Jetzt treffen die Verhandlungsführer erneut zu einer Klimakonferenz zusammen – dieses Mal in Paris und mit genauso hohen Erwartungen an ein Abkommen. Dieses Mal stehen die Chancen gut, dass eine solide Übereinkunft erzielt wird. Ich werde als zuständiger dänischer Minister für Klimafragen anwesend sein, und ich glaube, dass die Konferenz in diesem Jahr für den Moment stehen wird, an dem die Welt ernsthaft begonnen hat, die Erderwärmung unter Kontrolle zu bringen.
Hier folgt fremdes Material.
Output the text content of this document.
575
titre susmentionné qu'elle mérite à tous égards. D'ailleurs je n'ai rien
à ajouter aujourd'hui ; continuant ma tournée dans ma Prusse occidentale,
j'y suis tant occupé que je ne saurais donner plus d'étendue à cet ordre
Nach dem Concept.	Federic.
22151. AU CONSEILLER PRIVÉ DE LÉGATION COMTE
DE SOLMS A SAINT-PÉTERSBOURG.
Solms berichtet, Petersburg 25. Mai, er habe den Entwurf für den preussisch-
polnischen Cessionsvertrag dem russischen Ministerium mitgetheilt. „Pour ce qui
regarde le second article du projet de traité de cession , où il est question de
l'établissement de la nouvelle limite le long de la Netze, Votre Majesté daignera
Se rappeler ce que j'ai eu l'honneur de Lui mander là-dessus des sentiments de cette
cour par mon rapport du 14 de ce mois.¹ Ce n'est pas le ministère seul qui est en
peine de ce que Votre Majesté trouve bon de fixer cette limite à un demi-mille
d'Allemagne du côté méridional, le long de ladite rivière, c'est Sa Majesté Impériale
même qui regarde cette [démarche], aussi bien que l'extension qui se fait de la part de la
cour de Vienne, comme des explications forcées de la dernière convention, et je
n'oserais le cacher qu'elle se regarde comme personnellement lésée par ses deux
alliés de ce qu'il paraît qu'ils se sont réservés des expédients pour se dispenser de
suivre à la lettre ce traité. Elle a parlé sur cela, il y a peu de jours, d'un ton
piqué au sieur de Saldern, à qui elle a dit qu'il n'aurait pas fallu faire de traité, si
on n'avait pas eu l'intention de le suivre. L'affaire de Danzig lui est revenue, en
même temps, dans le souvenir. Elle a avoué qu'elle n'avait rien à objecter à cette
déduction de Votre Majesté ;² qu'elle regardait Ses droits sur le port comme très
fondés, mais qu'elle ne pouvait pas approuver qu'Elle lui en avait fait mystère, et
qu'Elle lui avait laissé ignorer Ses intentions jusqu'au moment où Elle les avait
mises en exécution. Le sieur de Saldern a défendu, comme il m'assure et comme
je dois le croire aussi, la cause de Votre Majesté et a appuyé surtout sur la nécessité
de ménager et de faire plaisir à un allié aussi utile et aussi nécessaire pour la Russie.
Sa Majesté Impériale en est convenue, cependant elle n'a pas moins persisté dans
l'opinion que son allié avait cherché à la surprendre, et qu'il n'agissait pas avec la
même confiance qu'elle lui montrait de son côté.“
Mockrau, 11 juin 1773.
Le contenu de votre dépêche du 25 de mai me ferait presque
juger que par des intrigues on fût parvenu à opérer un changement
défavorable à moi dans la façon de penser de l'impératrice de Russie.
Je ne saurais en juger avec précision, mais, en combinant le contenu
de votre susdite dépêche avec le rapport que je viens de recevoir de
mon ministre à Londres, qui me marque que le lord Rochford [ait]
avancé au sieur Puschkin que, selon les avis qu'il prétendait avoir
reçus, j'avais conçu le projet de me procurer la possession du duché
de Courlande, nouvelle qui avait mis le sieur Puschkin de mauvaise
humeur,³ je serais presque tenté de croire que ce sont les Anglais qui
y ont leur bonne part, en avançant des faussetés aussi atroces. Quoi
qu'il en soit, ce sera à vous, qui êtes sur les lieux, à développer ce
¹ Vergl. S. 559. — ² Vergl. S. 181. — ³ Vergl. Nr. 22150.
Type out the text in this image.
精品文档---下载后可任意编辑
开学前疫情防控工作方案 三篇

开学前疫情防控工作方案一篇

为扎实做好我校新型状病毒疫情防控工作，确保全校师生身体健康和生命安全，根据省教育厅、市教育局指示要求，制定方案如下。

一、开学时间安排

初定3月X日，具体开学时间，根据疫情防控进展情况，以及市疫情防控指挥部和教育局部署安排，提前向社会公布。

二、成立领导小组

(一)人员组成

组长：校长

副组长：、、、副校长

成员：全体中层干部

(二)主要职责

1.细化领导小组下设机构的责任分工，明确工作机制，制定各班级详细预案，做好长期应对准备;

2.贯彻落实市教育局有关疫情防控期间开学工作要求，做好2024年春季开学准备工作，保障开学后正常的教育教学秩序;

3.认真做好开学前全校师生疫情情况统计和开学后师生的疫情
Die politischen Rahmenbedingungen sind heute ganz anders als vor sechs Jahren. Bei der Klimakonferenz in Kopenhagen war die Welt noch immer vom Beinahe-Zusammenbruch des globalen Finanzsystems erschüttert, prominente Politiker stellten in Frage, ob menschliche Aktivität für den Klimawandel verantwortlich ist, und Branchenverbände zogen gegen verbindliche Emissionssenkungen ins Feld.